Podiatrist uses lessons learned as a child to grow successful practice
Adapted from MaconTelegraph March 31, 2008
By Linda S. Morris
Rondrick Williamson recalls his childhood as, "kind of rough."
His mother struggled to make ends meet and at times we had to go without, but modest beginnings didn't get in the way of his goal of having a successful career as a doctor.
His mother struggled alone to provide for her three boys.
He lived in public housing.
"We had things that we needed," Williamson said, "but a lot of the 'wants' we weren't able to have. ...I don't remember my dad even being in the home. But we had a really close-knit family, and I guess that's what brought us through."
Williamson, now 38, became a doctor of podiatry and owns Podiatric Medical Associates in Macon. He treats anything that relates to the foot or ankle.
Williamson understood at an early age that education was the ticket to his future. He studied hard and made good grades. He was fortunate to have a good role model.
Despite the hardships at the time, his mother, who had worked in factories in Mullins, S.C., moved to Columbia, S.C., because she wanted an opportunity to improve her situation. She then put herself through college and made a better life for her sons.

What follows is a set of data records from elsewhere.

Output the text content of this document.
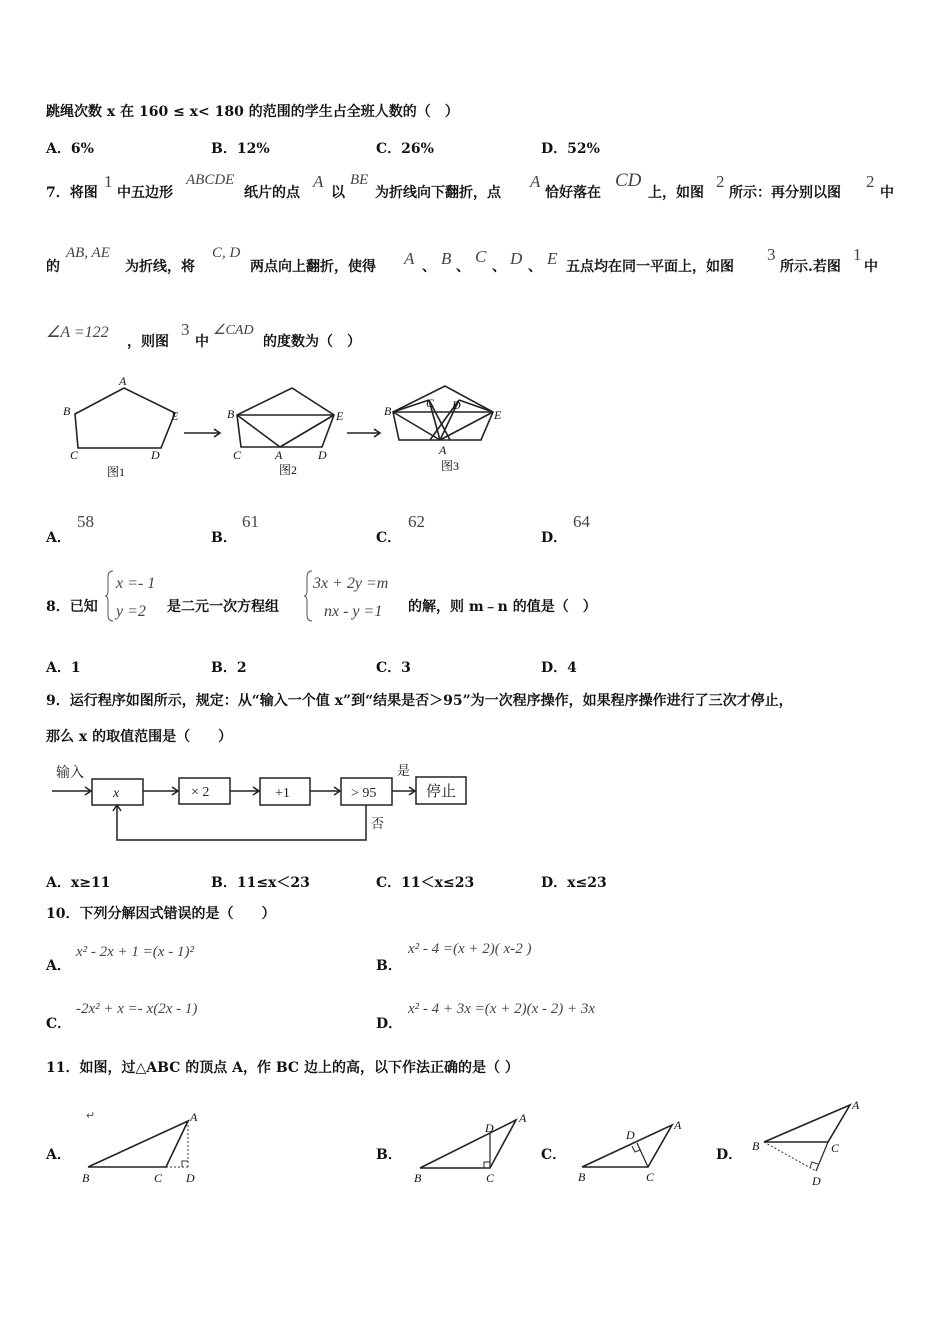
跳绳次数 x 在 160 ≤ x< 180 的范围的学生占全班人数的（　）
A．6%	B．12%	C．26%	D．52%
7．将图
1
中五边形
ABCDE
纸片的点
A
以
BE
为折线向下翻折，点
A
恰好落在
CD
上，如图
2
所示：再分别以图
2
中
的
AB, AE
为折线，将
C, D
两点向上翻折，使得 A 、 B 、
C
、 D 、 E 五点均在同一平面上，如图
3
所示.若图
1
中
∠A =122
，则图
3
中
∠CAD
的度数为（　）
A
B
C	D
E	B	E
C	A	D
B
C D
E
A
图1	图2	图3
A．
58
B．
61
C．
62
D．
64
8．已知
x =- 1
y =2 是二元一次方程组
3x + 2y =m
nx - y =1 的解，则 m﹣n 的值是（　）
A．1	B．2	C．3	D．4
9．运行程序如图所示，规定：从“输入一个值 x”到“结果是否＞95”为一次程序操作，如果程序操作进行了三次才停止，
那么 x 的取值范围是（　　）
输入
x	× 2	+1	> 95
是
停止
否
A．x≥11	B．11≤x＜23	C．11＜x≤23	D．x≤23
10．下列分解因式错误的是（　　）
A．
x² - 2x + 1 =(x - 1)²
B．
x² - 4 =(x + 2)( x-2 )
C．
-2x² + x =- x(2x - 1)
D．
x² - 4 + 3x =(x + 2)(x - 2) + 3x
11．如图，过△ABC 的顶点 A，作 BC 边上的高，以下作法正确的是（ ）
A．	B．	C．	D．
↵	A
B	C D
A
D
B	C
A
D
B	C
A
B	C
D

"That was very good for me to see her do that," Williamson said. "To see her struggle and still raise us."
"It really makes you appreciate the fruits of your labor once you have had an opportunity to go through something like that," he said. "You had to struggle a little bit as opposed to having something handed to you. ...Working hard for something makes the reward on the other end much, much sweeter. ...I can look back on it now and see it was just a process I had to go through."
Cynthia Linguard Gore, a friend since middle school, said none of their classmates are surprised when she tells them Williamson is now a doctor.
"No one is like, 'Are you serious?' " said Gore, an employee relations manager for Medicaid in South Carolina. "They knew he would be successful. He's always been very ambitious. He's always known what he wanted to do."
Williamson and Gore were best friends and were both voted for senior superlatives as: most likely to succeed, most studious, most dependable and most intellectual, she said.